A big problem is semantics. I don't know what political genius decided to start referring to AGW as climate change, but that completely muddies the water. We have to decide several different issues ; none are as yet resolved in the opinion of at least a sizable minority of the scientific world.
These are some unresolved issues:
a. Is the temperature changing beyond its expected rate of change globally? Not just in the Northern Hemisphere but globally. Surface measurement says yes; satellite remote sensing says no. This discrepancy must be resolved.
b. If positive feedback is needed for CO2 to cause the catastrophic temperature excursions Hansen predicted would have arrived by now, and the feedback is positive, and hasn't just recently become positive, why didn't the Earth long ago become too hot? (If feedback is positive, any little warming by CO2 will cause a disastrous temperature excursion.) Logic, biosphere stability, and observation requires that the feedback response to a rise in CO2 be negative if CO2 significantly affects surface temperature.
c. CO2 is rising everywhere on the planet, and several regions are very demonstrably getting warmer. Why are a few regions getting demonstrably cooler.
d. CO2 concentration on a long-time scale rises with temperature, there is good correlation which is a necessary condition for CO2 to be the cause of the temperature rise. Looked at in some detail we see a slow long-time rise in CO2 consistent with the industrial revolution and increasing use of fossil fuels, and the correlation with the surface temperature data available in the 1980s is good! This is a good indication that CO2 rise might be causing temperature rise via the greenhouse effect. But when better, time-resolved temperature and CO2 data became available, the temperature record was resolvable into two components: a long, slow monotonic rise in temperature, and riding on top of this was a cyclical temperature variation with a regular and much shorter period that appears to correspond to oceanic surface temperature. The slow monotonic rise is consistent with deeper, oceanic water temperature. Also found, is the same pattern in CO2 atmospheric concentration. If CO2 concentration is driving temperature increase than CO2 concentration must be either in phase with or lead the the temperature cycle, but in fact the phase relationship is the opposite. This data is strongly supportive of Salby's earlier finding that temperature was in fact driving CO2 concentration; not the other way around. These observations taken together are consistent with the earlier, but poorly resolved, correlation of temperature with CO2 rise, and also consistent with both temperature rise being the driver of rising CO2 concentration in the atmosphere, or alternatively anthropomorphic CO2 being the driver of rising CO2. Although the time resolved temperature and CO2 data is consistent with much of the rise in CO2 concentration being from Anthropomorphic sources, it is inconsistent with anthropomorphic CO2 being the driver of temperature increase. This is a great conundrum that must be resolved.

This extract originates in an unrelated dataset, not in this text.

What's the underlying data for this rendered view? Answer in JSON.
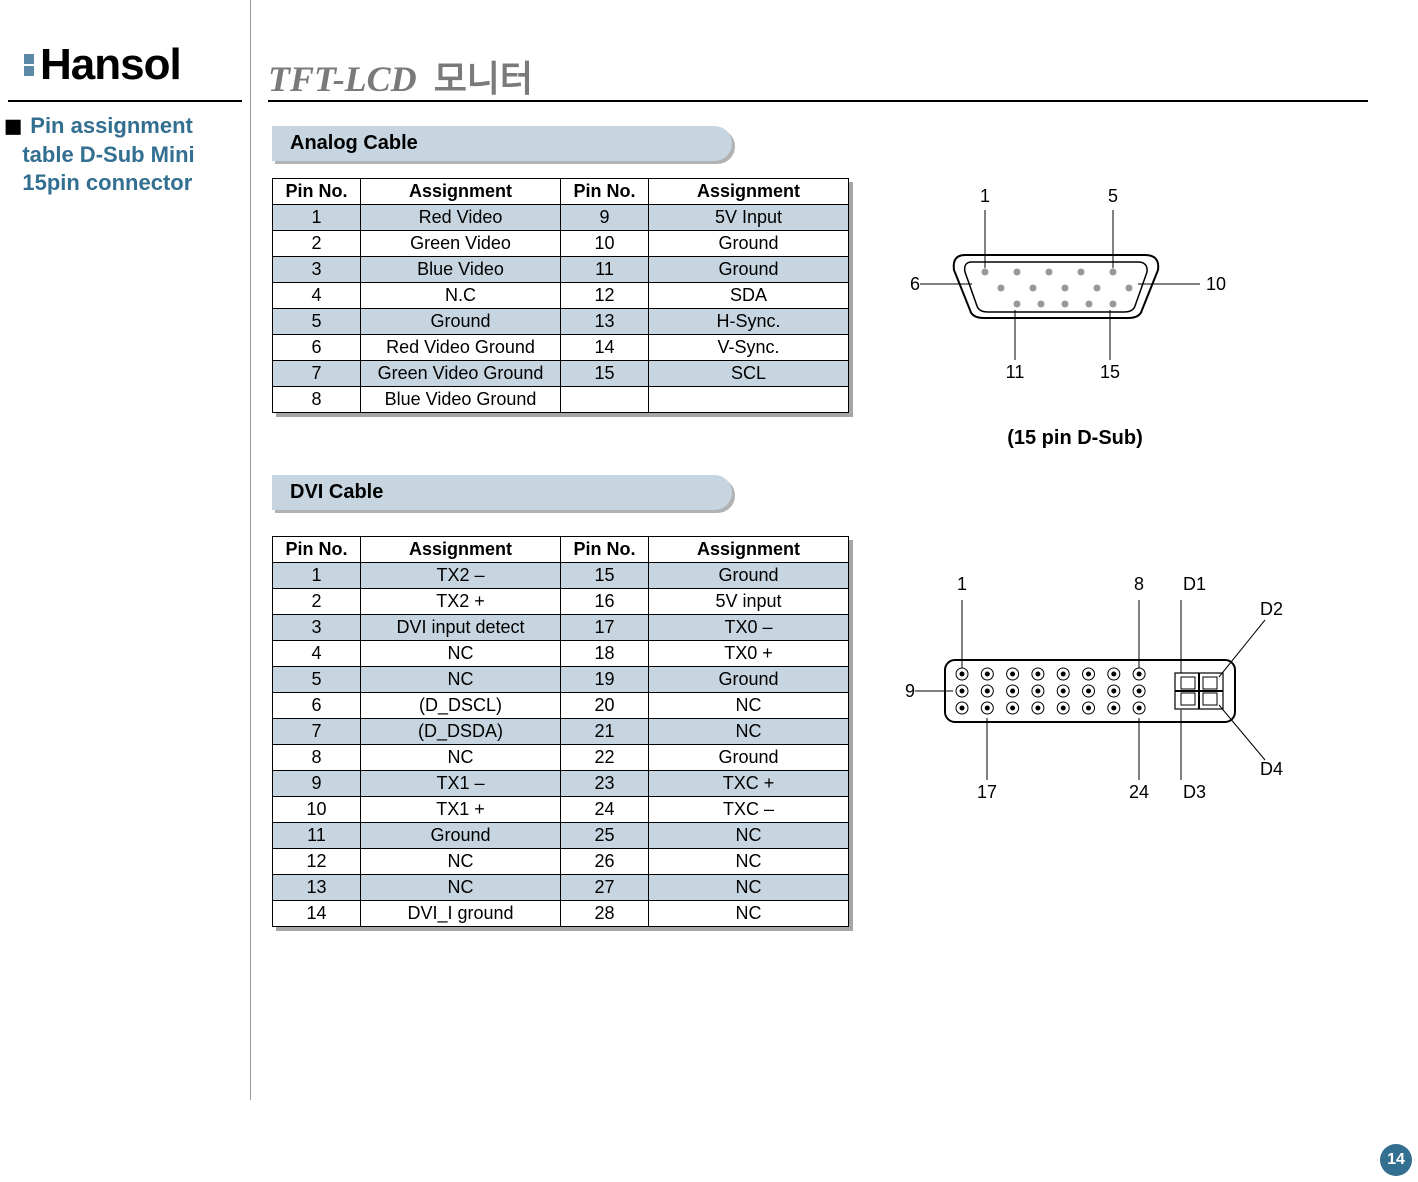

The battle continues in the primary literature, a battle of which the public and our politicians seem totally unaware. I blame Hansen's unacceptable, and unprofessional behavior for this. He has stooped so low as to write papers and submit them directly to the media as though they were legitimate scientific papers without bothering to go through the peer review process.
I have no problem with a push toward development of alternative energy sources. I do not view the effort directed at lowering CO2 emissions as being particularly bad or wasteful, as it seems good will come out of it in the end. But I hate to see bad science championed in the media.